身に覚えのない犯罪で自宅に警察が来る。実はこれに類する出来事は過去にも起きていた。12年には、マルウェアに感染し遠隔操作されたパソコンなどから、無差別殺人予告や幼稚園・小学校への襲撃予告が次々に送られた。無関係の4人が誤認逮捕される事件に発展している。
筆者も当時、事件の真相解明に向けてマルウェア解析などで捜査に協力しており、強く記憶に残っている。あのとき狙われたのはパソコンだった。今、同じ構図がパソコンの外にまで広がっている。
先の男性の自宅で乗っ取られていたのは、各家庭にある、インターネットにつなぐための「ルーター」だった。マルウェアと聞けば、パソコンやスマートフォンに感染するものを思い浮かべる人が多い。だが攻撃者が狙う対象は、いまやパソコンだけにとどまらない。
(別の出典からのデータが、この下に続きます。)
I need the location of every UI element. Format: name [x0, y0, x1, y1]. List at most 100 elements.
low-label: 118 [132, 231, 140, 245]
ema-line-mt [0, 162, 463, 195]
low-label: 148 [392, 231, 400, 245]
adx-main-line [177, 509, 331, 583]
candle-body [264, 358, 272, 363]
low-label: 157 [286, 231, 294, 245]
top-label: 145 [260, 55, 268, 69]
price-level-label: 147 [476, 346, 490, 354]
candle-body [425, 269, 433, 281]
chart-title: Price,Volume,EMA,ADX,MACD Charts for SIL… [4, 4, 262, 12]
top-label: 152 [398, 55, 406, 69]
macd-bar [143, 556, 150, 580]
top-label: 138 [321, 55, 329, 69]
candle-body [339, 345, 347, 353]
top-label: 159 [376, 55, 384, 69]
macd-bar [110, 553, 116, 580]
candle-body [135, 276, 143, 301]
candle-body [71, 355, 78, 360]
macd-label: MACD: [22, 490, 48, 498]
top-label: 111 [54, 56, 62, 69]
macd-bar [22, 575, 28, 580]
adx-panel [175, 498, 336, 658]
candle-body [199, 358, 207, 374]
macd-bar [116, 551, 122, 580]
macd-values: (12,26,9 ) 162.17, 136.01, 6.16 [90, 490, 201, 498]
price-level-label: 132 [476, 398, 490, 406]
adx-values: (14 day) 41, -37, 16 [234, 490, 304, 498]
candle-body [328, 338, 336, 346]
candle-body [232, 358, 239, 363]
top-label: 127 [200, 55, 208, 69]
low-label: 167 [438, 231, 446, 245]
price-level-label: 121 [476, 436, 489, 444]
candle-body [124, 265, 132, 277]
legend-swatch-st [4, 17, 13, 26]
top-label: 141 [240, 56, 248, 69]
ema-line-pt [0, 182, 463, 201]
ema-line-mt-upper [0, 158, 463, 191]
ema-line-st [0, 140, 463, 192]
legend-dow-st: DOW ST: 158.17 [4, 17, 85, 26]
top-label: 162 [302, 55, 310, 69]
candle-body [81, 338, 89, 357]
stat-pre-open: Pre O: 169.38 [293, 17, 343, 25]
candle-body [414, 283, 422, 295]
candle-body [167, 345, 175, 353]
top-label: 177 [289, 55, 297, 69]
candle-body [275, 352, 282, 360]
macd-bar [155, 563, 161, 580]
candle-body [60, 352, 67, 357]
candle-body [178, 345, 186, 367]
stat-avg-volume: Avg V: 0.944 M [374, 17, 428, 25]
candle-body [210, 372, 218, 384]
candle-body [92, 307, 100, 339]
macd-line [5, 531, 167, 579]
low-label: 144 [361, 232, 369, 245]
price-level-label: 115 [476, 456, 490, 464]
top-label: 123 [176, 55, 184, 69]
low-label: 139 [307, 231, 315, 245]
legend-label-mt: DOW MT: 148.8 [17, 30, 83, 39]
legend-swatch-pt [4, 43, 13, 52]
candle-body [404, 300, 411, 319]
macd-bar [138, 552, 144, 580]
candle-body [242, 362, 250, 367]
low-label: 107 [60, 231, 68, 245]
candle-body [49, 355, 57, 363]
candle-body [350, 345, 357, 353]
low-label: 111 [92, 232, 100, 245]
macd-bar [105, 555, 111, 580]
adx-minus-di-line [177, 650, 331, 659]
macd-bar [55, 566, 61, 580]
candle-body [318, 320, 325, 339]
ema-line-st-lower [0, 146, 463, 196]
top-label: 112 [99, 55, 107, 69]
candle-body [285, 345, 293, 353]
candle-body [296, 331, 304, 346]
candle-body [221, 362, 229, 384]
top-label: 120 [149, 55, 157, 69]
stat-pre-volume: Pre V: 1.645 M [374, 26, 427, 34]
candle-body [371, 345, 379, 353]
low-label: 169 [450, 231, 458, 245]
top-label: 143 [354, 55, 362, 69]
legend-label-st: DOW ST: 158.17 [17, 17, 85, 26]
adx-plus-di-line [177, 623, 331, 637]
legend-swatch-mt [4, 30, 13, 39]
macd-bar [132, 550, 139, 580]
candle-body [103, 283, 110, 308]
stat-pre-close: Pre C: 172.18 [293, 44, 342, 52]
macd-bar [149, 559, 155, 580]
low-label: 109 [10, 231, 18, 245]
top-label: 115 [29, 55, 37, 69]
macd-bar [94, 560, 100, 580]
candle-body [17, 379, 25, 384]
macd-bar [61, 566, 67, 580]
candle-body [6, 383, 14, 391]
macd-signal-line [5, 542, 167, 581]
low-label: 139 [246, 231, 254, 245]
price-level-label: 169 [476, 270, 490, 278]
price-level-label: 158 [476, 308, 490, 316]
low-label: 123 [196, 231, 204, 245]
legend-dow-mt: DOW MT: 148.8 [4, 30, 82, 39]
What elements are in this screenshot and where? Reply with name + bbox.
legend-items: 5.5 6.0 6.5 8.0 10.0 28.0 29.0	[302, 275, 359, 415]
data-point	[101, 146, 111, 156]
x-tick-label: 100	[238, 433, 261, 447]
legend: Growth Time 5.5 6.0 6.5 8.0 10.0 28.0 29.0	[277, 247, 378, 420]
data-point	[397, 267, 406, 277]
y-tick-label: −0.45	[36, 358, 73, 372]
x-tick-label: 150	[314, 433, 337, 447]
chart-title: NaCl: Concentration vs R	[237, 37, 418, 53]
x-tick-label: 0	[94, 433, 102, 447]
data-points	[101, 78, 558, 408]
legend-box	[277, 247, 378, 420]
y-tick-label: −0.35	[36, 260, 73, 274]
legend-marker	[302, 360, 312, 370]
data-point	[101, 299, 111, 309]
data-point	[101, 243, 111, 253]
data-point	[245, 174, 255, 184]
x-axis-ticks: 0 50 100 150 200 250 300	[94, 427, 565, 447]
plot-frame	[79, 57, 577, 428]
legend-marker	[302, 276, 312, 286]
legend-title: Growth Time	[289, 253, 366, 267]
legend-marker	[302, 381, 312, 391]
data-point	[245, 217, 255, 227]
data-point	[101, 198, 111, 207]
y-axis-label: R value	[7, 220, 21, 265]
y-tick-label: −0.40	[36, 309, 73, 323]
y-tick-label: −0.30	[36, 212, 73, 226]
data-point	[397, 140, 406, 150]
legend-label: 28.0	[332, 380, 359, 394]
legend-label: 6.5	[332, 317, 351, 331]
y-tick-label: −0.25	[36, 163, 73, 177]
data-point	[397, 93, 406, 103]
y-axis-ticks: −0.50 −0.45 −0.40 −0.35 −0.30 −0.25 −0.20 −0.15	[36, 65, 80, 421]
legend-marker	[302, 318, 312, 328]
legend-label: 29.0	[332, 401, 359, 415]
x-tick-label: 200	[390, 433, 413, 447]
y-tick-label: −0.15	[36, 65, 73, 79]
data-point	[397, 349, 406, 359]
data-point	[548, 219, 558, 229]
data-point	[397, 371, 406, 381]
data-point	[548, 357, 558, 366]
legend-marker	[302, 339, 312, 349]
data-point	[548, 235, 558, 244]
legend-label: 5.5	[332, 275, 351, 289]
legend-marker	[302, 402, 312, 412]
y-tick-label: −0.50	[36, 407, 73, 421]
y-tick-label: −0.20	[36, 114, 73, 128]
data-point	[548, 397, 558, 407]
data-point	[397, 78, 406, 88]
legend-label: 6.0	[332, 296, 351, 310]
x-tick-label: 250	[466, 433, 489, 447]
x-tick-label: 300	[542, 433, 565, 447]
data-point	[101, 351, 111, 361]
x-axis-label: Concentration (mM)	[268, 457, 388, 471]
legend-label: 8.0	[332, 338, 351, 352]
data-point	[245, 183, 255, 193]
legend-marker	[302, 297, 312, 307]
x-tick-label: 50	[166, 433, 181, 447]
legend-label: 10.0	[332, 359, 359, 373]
家庭やオフィスの「ネットにつながる機器」そのものを乗っ取る攻撃が、ひそかに数を増やしている。ルーター、防犯カメラ、録画機、テレビに挿す小さな端末。まとめて「IoT」(Internet of Things=モノのインターネット)機器と呼ばれるこれらは、今ではどの家庭にもいくつかはあるだろう。
攻撃の対象は意外なところにまで広がっている。海外では、カジノに置かれた水槽のスマート温度計がハッキングされ、そこを足がかりに顧客データが盗まれた例がある。大学のキャンパスでは、感染した自動販売機やスマート電球が大量の通信を発生させ、学内のインターネットを麻痺させた。
冷蔵庫がスパムメールの発信源になっていたと一部のセキュリティベンダーから報告された例もある。「こんなものまで」と思うような機器が、現にサイバー攻撃に巻き込まれてきた。
◎「こんなものまで?」サイバー攻撃の踏み台やターゲットとなったIoT機器の事例
IoT機器が踏み台や侵入口にされた事例を中心に抜粋。機器自体が直接被害を受けた事例や検証も一部含めた。無防備な機器は被害を受けるだけでなく、踏み台にもされうる(画像:筆者提供)
被害は機器の乗っ取りだけにとどまらない。防犯カメラや見守りカメラの映像がインターネットから覗かれる問題は何年も前から繰り返し報告されており、今この瞬間も多数のカメラが丸見えのまま放置されているとみられる。
25年のある調査では、外部からアクセスできる状態のカメラが国内だけで数千台見つかった。保育園で園児が着替える姿や、自宅のリビングの映像まで含まれていたケースも報じられている。原因はパスワード未設定や公開設定の誤りなど、いずれも入り口が開けっ放しだったことにある。こうした脆弱な機器は、映像を見られるだけでなく攻撃の踏み台にもされうる。
なぜ狙われ、なぜ気づけないのか
IoT機器が狙われるようになった背景には、複数の事情が重なっている。パソコンやスマートフォンの守りは、この十数年で格段に固くなった。一方で、ネットワーク環境は家庭の隅々にまで行き渡り、インターネットにつながる機器の数そのものが爆発的に増えた。攻撃者の目には、守りが手薄なまま大量に放置された機器の群れが映っている。